One bright spot was the strong presence of the Arab Youth Climate Movement (of which two members were deported in the wake of a surprise action). We can only hope that these dedicated young activists succeed in making what is at stake clear to the governments and elites of the Arab world.
Another note on NGOs: The new regime of “paper smart” UN conferences is significantly complicating the status of many observers in Doha – and that in an environment in which procedural rules (size of delegations, closed negotiations, time limits for speeches etc.) are already making active participation increasingly difficult. Anyone without a smartphone or notebook was effectively excluded, and distributing newspapers or papers in the corridors of the conference center has become an offense.
Where will things go from here?
COP 19 will take place in Warsaw next year. In 2014, the climate conference will be going to Peru or Venezuela. And François Hollande has extended an invitation to Paris for the big summit in 2015 that coincides with the SDG/MDG process. Ban Ki-moon also wants to invite the heads of state and government to a summit in 2014 to prepare the 2015 deal.
So much for the content. But what does this tell us? Will it move us forward? Was saving the process worth the fudge? That is truly hard to judge at this point. In terms of substance (leaving fossil fuels in the ground, providing finance for developing countries and climate change victims), we have hardly progressed a single step since Bali (2007). There is reason to fear that we will experience quite a few more Sandys and Bophas between now and 2015 – and that many people will not survive them.

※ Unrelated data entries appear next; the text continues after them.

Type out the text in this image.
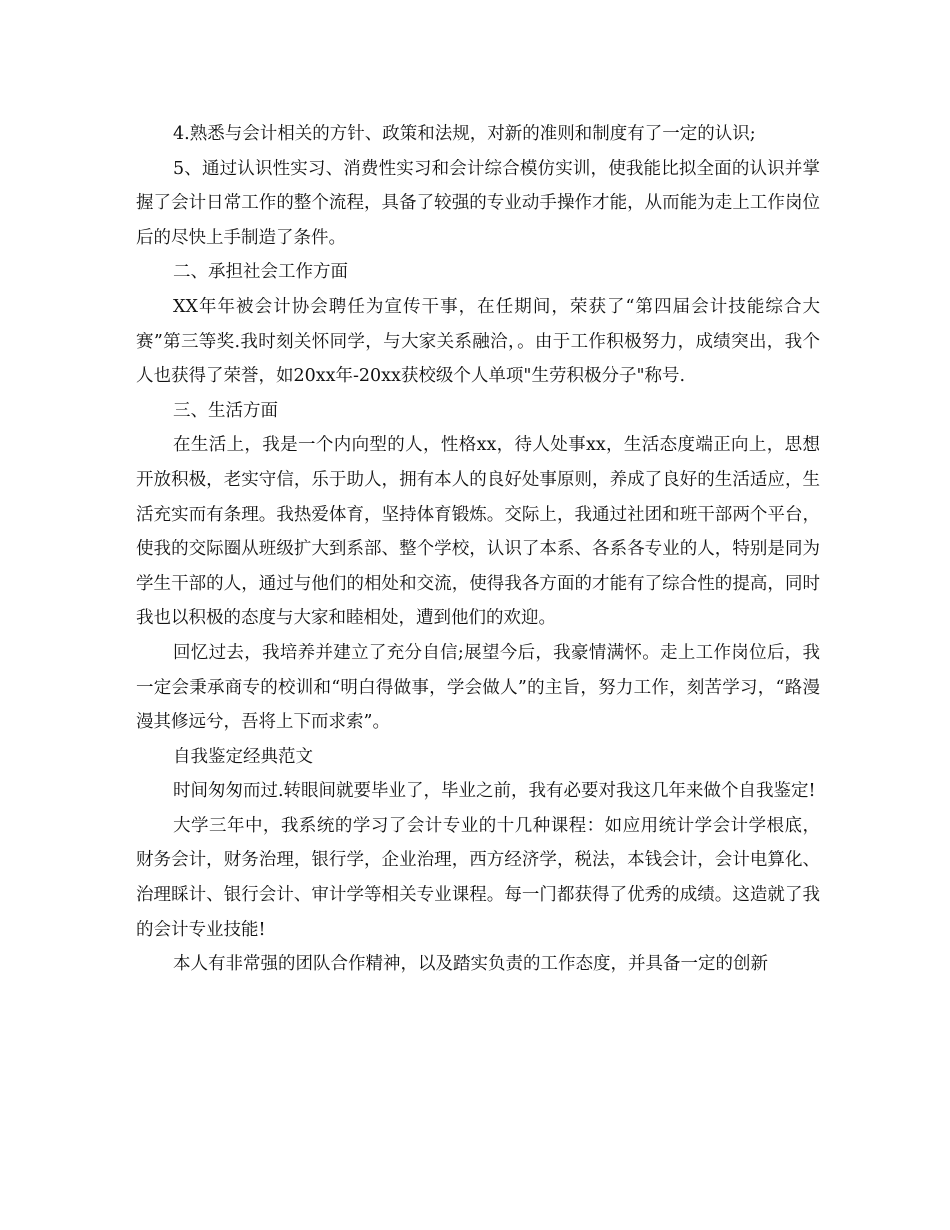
4.熟悉与会计相关的方针、政策和法规，对新的准则和制度有了一定的认识;

5、通过认识性实习、消费性实习和会计综合模仿实训，使我能比拟全面的认识并掌握了会计日常工作的整个流程，具备了较强的专业动手操作才能，从而能为走上工作岗位后的尽快上手制造了条件。

二、承担社会工作方面

XX年年被会计协会聘任为宣传干事，在任期间，荣获了“第四届会计技能综合大赛”第三等奖.我时刻关怀同学，与大家关系融洽，。由于工作积极努力，成绩突出，我个人也获得了荣誉，如20xx年-20xx获校级个人单项"生劳积极分子"称号.

三、生活方面

在生活上，我是一个内向型的人，性格xx，待人处事xx，生活态度端正向上，思想开放积极，老实守信，乐于助人，拥有本人的良好处事原则，养成了良好的生活适应，生活充实而有条理。我热爱体育，坚持体育锻炼。交际上，我通过社团和班干部两个平台，使我的交际圈从班级扩大到系部、整个学校，认识了本系、各系各专业的人，特别是同为学生干部的人，通过与他们的相处和交流，使得我各方面的才能有了综合性的提高，同时我也以积极的态度与大家和睦相处，遭到他们的欢迎。

回忆过去，我培养并建立了充分自信;展望今后，我豪情满怀。走上工作岗位后，我一定会秉承商专的校训和“明白得做事，学会做人”的主旨，努力工作，刻苦学习，“路漫漫其修远兮，吾将上下而求索”。

自我鉴定经典范文

时间匆匆而过.转眼间就要毕业了，毕业之前，我有必要对我这几年来做个自我鉴定!

大学三年中，我系统的学习了会计专业的十几种课程：如应用统计学会计学根底，财务会计，财务治理，银行学，企业治理，西方经济学，税法，本钱会计，会计电算化、治理睬计、银行会计、审计学等相关专业课程。每一门都获得了优秀的成绩。这造就了我的会计专业技能!

本人有非常强的团队合作精神，以及踏实负责的工作态度，并具备一定的创新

We still think and hope that we can succeed in keeping this multilateral UN process as a place where all governments take a seat at the table and have to answer to us as citizens, and where we from civil society as a group can pressure the fossil fuel lobby into accepting regulations that it doesn’t like. But no one is going to change their positions in the negotiation settings at the UNFCCC. We know that by now. The real battles do not take place in the corridors of the UNFCCC conference rooms. Perhaps we have not sufficiently internalized that fact. We can only address the democratic deficit reflected in the fact that a very small number of “carbon billionaires” and an all-powerful fossil fuel lobby dictate our policies at national and international levels (the “OPECization of the UNFCCC”) by making new alliances and taking control of the true levers of power which are mostly outside of the UNFCCC process. And for that, we have precious little time!